Las madres son expertas integrales en su labor y
está bien que así sea. Saben qué hacer en los casos más extremos y más aún, son
capaces de anticipar posibles problemas o dificultades respecto de sus hijos y darse
maña para no perder de vista a su pareja (aunque está claro con quien acudirán
en caso de priorizar)
Su regazo nos recibe sin condiciones cada vez que nos sentimos abatidos,
o cuando simplemente, requerimos que nos mimen con el plato de comida que más
nos gusta, o con esa frase que huele a “mentira blanca”, para darnos a entender
que todo está bien. O que todo mejorará.
La paternidad, a la luz de la descripción anterior, asoma como algo bastante
más caótico e intuitivo. Eso, por lo menos, desde mi humilde experiencia de
cuatro años en este “trabajo”.
Creo que sigo buscando una “identidad” paternal, frente a Darío. Y así
como adherí a cierto estilo el primer o segundo año de su vida, hoy busco nueva
maneras de vincularme con él, y adivinar la manera en cómo me ve dentro de
nuestra casa…¿Soy la autoridad, como lo fue mi viejo? ¿Soy el que acoge y la
Andrea es la “policía”? ¿Soy un amigo…un compañero de juegos?

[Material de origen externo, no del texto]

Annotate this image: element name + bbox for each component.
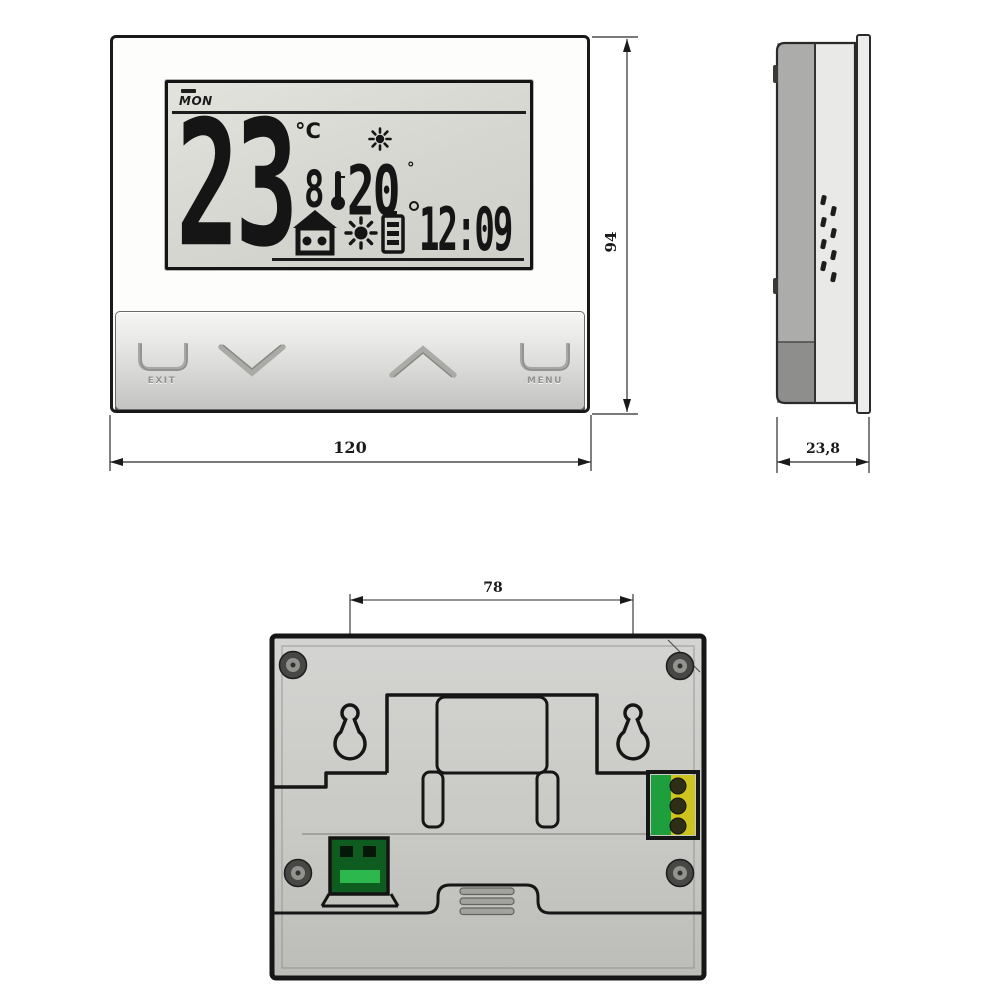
dimension-width-label: 120 [333,438,366,457]
battery-icon [381,210,405,254]
sun-icon [368,127,392,151]
lcd-setpoint-degree: ° [407,159,415,177]
lcd-temperature-unit: °C [295,119,321,143]
mounting-clip [773,278,778,294]
side-bottom-band [777,342,815,403]
drawing-canvas: MON 23 °C 8 20 ° [0,0,1000,1000]
dimension-depth: 23,8 [762,415,892,487]
bracket-key-icon [136,340,190,374]
thermometer-icon [330,169,346,211]
lcd-setpoint-sub-dot [409,201,419,211]
sun-burst-icon [344,216,378,250]
lcd-main-temperature: 23 [176,99,294,272]
back-housing [272,636,704,978]
dimension-height-label: 94 [602,232,620,253]
terminal-block [648,772,698,838]
house-icon [292,208,338,256]
back-view: 78 [266,570,714,984]
lcd-time: 12:09 [419,201,511,261]
lcd-bottom-separator [272,258,524,261]
side-wall-plate [857,35,870,413]
front-view: MON 23 °C 8 20 ° [110,35,590,413]
bracket-key-icon [518,340,572,374]
dimension-hole-spacing-label: 78 [483,580,502,596]
chevron-down-icon [216,342,288,380]
chevron-up-icon [387,342,459,380]
exit-button-label: EXIT [136,376,188,386]
menu-button-label: MENU [519,376,571,386]
dimension-width: 120 [103,413,603,483]
lcd-display: MON 23 °C 8 20 ° [165,80,533,270]
vent-slots-icon [460,888,514,915]
button-bar: EXIT MENU [115,311,585,410]
mounting-clip [773,65,778,83]
dimension-depth-label: 23,8 [806,441,840,457]
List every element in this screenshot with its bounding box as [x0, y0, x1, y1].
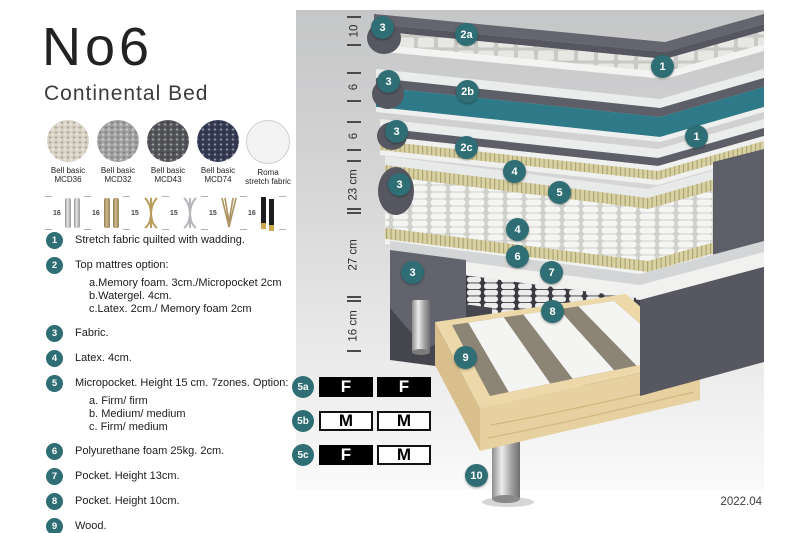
- dimension: 6: [340, 72, 368, 102]
- feature-badge: 9: [46, 518, 63, 533]
- leg-option: 16: [92, 194, 122, 232]
- feature-text: Fabric.: [75, 324, 109, 342]
- leg-option: 16: [53, 194, 83, 232]
- feature-badge: 6: [46, 443, 63, 460]
- feature-text: Polyurethane foam 25kg. 2cm.: [75, 442, 224, 460]
- dimension: 16 cm: [340, 300, 368, 352]
- layer-badge: 3: [385, 120, 408, 143]
- feature-subitem: a.Memory foam. 3cm./Micropocket 2cm: [89, 277, 298, 290]
- feature-subitem: b. Medium/ medium: [89, 408, 298, 421]
- leg-option: 15: [209, 194, 239, 232]
- divider: [44, 193, 53, 233]
- cross-legs-silver-icon: [180, 194, 200, 232]
- divider: [239, 193, 248, 233]
- feature-text: Wood.: [75, 517, 107, 533]
- dimension: 23 cm: [340, 160, 368, 210]
- firmness-cell: M: [377, 411, 431, 431]
- tick: [347, 208, 361, 210]
- firmness-row: 5b M M: [292, 411, 431, 431]
- dimension-label: 6: [340, 121, 368, 151]
- firmness-row-badge: 5c: [292, 444, 314, 466]
- bed-infographic: No6 Continental Bed Bell basicMCD36 Bell…: [0, 0, 800, 533]
- feature-item: 7 Pocket. Height 13cm.: [46, 467, 298, 485]
- feature-item: 6 Polyurethane foam 25kg. 2cm.: [46, 442, 298, 460]
- dimension-label: 27 cm: [340, 212, 368, 298]
- hairpin-legs-gold-icon: [219, 194, 239, 232]
- tick: [347, 100, 361, 102]
- fabric-swatch-disc: [197, 120, 239, 162]
- feature-subitem: c. Firm/ medium: [89, 421, 298, 434]
- product-title: No6: [42, 16, 153, 78]
- feature-badge: 4: [46, 350, 63, 367]
- feature-text: Pocket. Height 10cm.: [75, 492, 180, 510]
- tick: [347, 44, 361, 46]
- version-label: 2022.04: [720, 496, 762, 508]
- firmness-table: 5a F F 5b M M 5c F M: [292, 377, 431, 479]
- firmness-cell: F: [319, 445, 373, 465]
- feature-badge: 8: [46, 493, 63, 510]
- feature-subitem: b.Watergel. 4cm.: [89, 290, 298, 303]
- dimension-label: 10: [340, 16, 368, 46]
- leg-option: 15: [170, 194, 200, 232]
- divider: [200, 193, 209, 233]
- leg-height: 15: [209, 210, 217, 217]
- fabric-swatch-disc: [147, 120, 189, 162]
- fabric-swatch: Bell basicMCD36: [45, 120, 91, 186]
- feature-item: 9 Wood.: [46, 517, 298, 533]
- feature-item: 5 Micropocket. Height 15 cm. 7zones. Opt…: [46, 374, 298, 392]
- dimension: 27 cm: [340, 212, 368, 298]
- layer-badge: 4: [506, 218, 529, 241]
- firmness-row-badge: 5a: [292, 376, 314, 398]
- leg-height: 16: [53, 210, 61, 217]
- feature-item: 8 Pocket. Height 10cm.: [46, 492, 298, 510]
- firmness-row: 5a F F: [292, 377, 431, 397]
- feature-badge: 1: [46, 232, 63, 249]
- feature-badge: 5: [46, 375, 63, 392]
- feature-text: Micropocket. Height 15 cm. 7zones. Optio…: [75, 374, 288, 392]
- feature-suboptions: a. Firm/ firm b. Medium/ medium c. Firm/…: [89, 395, 298, 434]
- leg-options-row: 16 16 15 15: [44, 189, 287, 237]
- leg-option: 16: [248, 194, 278, 232]
- dimension-label: 6: [340, 72, 368, 102]
- fabric-label: Romastretch fabric: [245, 168, 291, 186]
- dimension-label: 23 cm: [340, 160, 368, 210]
- feature-subitem: a. Firm/ firm: [89, 395, 298, 408]
- fabric-swatch: Bell basicMCD32: [95, 120, 141, 186]
- tick: [347, 350, 361, 352]
- fabric-swatch: Romastretch fabric: [245, 120, 291, 186]
- layer-badge: 9: [454, 346, 477, 369]
- layer-badge: 1: [685, 125, 708, 148]
- layer-badge: 6: [506, 245, 529, 268]
- feature-item: 2 Top mattres option:: [46, 256, 298, 274]
- fabric-swatch-disc: [97, 120, 139, 162]
- product-subtitle: Continental Bed: [44, 82, 208, 106]
- layer-badge: 8: [541, 300, 564, 323]
- fabric-swatch: Bell basicMCD74: [195, 120, 241, 186]
- fabric-swatch-row: Bell basicMCD36 Bell basicMCD32 Bell bas…: [45, 120, 291, 186]
- feature-badge: 7: [46, 468, 63, 485]
- divider: [83, 193, 92, 233]
- cylinder-legs-silver-icon: [63, 194, 83, 232]
- feature-list: 1 Stretch fabric quilted with wadding. 2…: [46, 231, 298, 533]
- divider: [161, 193, 170, 233]
- leg-option: 15: [131, 194, 161, 232]
- feature-text: Pocket. Height 13cm.: [75, 467, 180, 485]
- leg-height: 15: [131, 210, 139, 217]
- divider: [122, 193, 131, 233]
- stick-legs-black-icon: [258, 194, 278, 232]
- feature-item: 4 Latex. 4cm.: [46, 349, 298, 367]
- layer-badge: 1: [651, 55, 674, 78]
- cylinder-legs-gold-icon: [102, 194, 122, 232]
- layer-badge: 2c: [455, 136, 478, 159]
- fabric-label: Bell basicMCD36: [51, 166, 85, 184]
- firmness-row: 5c F M: [292, 445, 431, 465]
- firmness-cell: M: [319, 411, 373, 431]
- feature-item: 3 Fabric.: [46, 324, 298, 342]
- tick: [347, 149, 361, 151]
- firmness-row-badge: 5b: [292, 410, 314, 432]
- layer-badge: 2a: [455, 23, 478, 46]
- cross-legs-gold-icon: [141, 194, 161, 232]
- layer-badge: 3: [401, 261, 424, 284]
- firmness-cell: M: [377, 445, 431, 465]
- fabric-label: Bell basicMCD32: [101, 166, 135, 184]
- feature-item: 1 Stretch fabric quilted with wadding.: [46, 231, 298, 249]
- feature-text: Latex. 4cm.: [75, 349, 132, 367]
- leg-height: 16: [92, 210, 100, 217]
- layer-badge: 10: [465, 464, 488, 487]
- layer-badge: 3: [371, 16, 394, 39]
- fabric-label: Bell basicMCD74: [201, 166, 235, 184]
- layer-badge: 3: [388, 173, 411, 196]
- divider: [278, 193, 287, 233]
- feature-subitem: c.Latex. 2cm./ Memory foam 2cm: [89, 303, 298, 316]
- dimension: 10: [340, 16, 368, 46]
- fabric-label: Bell basicMCD43: [151, 166, 185, 184]
- firmness-cell: F: [377, 377, 431, 397]
- layer-badge: 4: [503, 160, 526, 183]
- layer-badge: 3: [377, 70, 400, 93]
- dimension: 6: [340, 121, 368, 151]
- tick: [347, 296, 361, 298]
- feature-suboptions: a.Memory foam. 3cm./Micropocket 2cm b.Wa…: [89, 277, 298, 316]
- fabric-swatch: Bell basicMCD43: [145, 120, 191, 186]
- feature-text: Top mattres option:: [75, 256, 169, 274]
- leg-height: 16: [248, 210, 256, 217]
- feature-text: Stretch fabric quilted with wadding.: [75, 231, 245, 249]
- feature-badge: 3: [46, 325, 63, 342]
- fabric-swatch-disc: [246, 120, 290, 164]
- fabric-swatch-disc: [47, 120, 89, 162]
- layer-badge: 2b: [456, 80, 479, 103]
- leg-height: 15: [170, 210, 178, 217]
- feature-badge: 2: [46, 257, 63, 274]
- dimension-label: 16 cm: [340, 300, 368, 352]
- layer-badge: 5: [548, 181, 571, 204]
- layer-badge: 7: [540, 261, 563, 284]
- firmness-cell: F: [319, 377, 373, 397]
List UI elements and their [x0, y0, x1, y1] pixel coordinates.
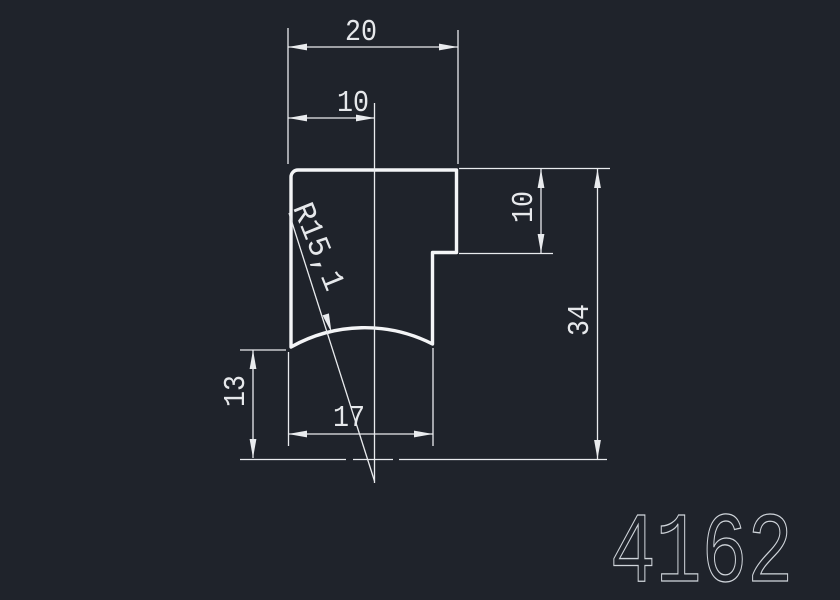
- arrow-right-icon: [414, 431, 433, 438]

Puede que nuestra presencia y aporte de padres no sean tan visibles ante
la opinión y tradición pública. Pero no es menos cierto que cada vez que se
acerca un nuevo día del padre, caemos en la cuenta de lo especial que es la
relación que hemos establecido con nuestro progenitor; de cómo gran parte de lo
que somos tiene que ver con lo que ellos nos entregaron (muchas veces,
indirectamente) y cómo pasaron para nosotros de ser héroes con grandes poderes,
a personas de carne y hueso, capaces de tomar grandes decisiones. Trascendentales
decisiones.
Me cuesta ver muchas cosas que el ojo femenino
logra apreciar milimétricamente. Principalmente, eso que llamamos el ahora…la realidad
tangible. Como papá, estoy más pendiente de soñar, de alucinar con las
posibilidades de aprendizaje que están al alcance de Darío, de visualizar todo
lo que lo está a su alcance, en términos de influencia.
Espero no estarles confundiendo. No es mi idea de
padre pensar en Darío en una vía para satisfacer mis propias ilusiones
truncadas (aunque el ego nos empuje permanentemente hacia ello). En realidad,
me hago cargo de una vieja frase que leí alguna vez, y que me identifica
plenamente en esta búsqueda: la mente de Darío no es un recipiente para llenar,
sino una lámpara para iluminar…
Hoy siento que cambié todas esas ilusiones
iniciales, por una sola ilusión: la de que logre ser una gran persona (bajo su
propio análisis!!) y que en ese camino mi recompensa sea la emoción. ¡Porque
desde que soy esposo y padre, a esa emoción permanente, le llamo “vida”!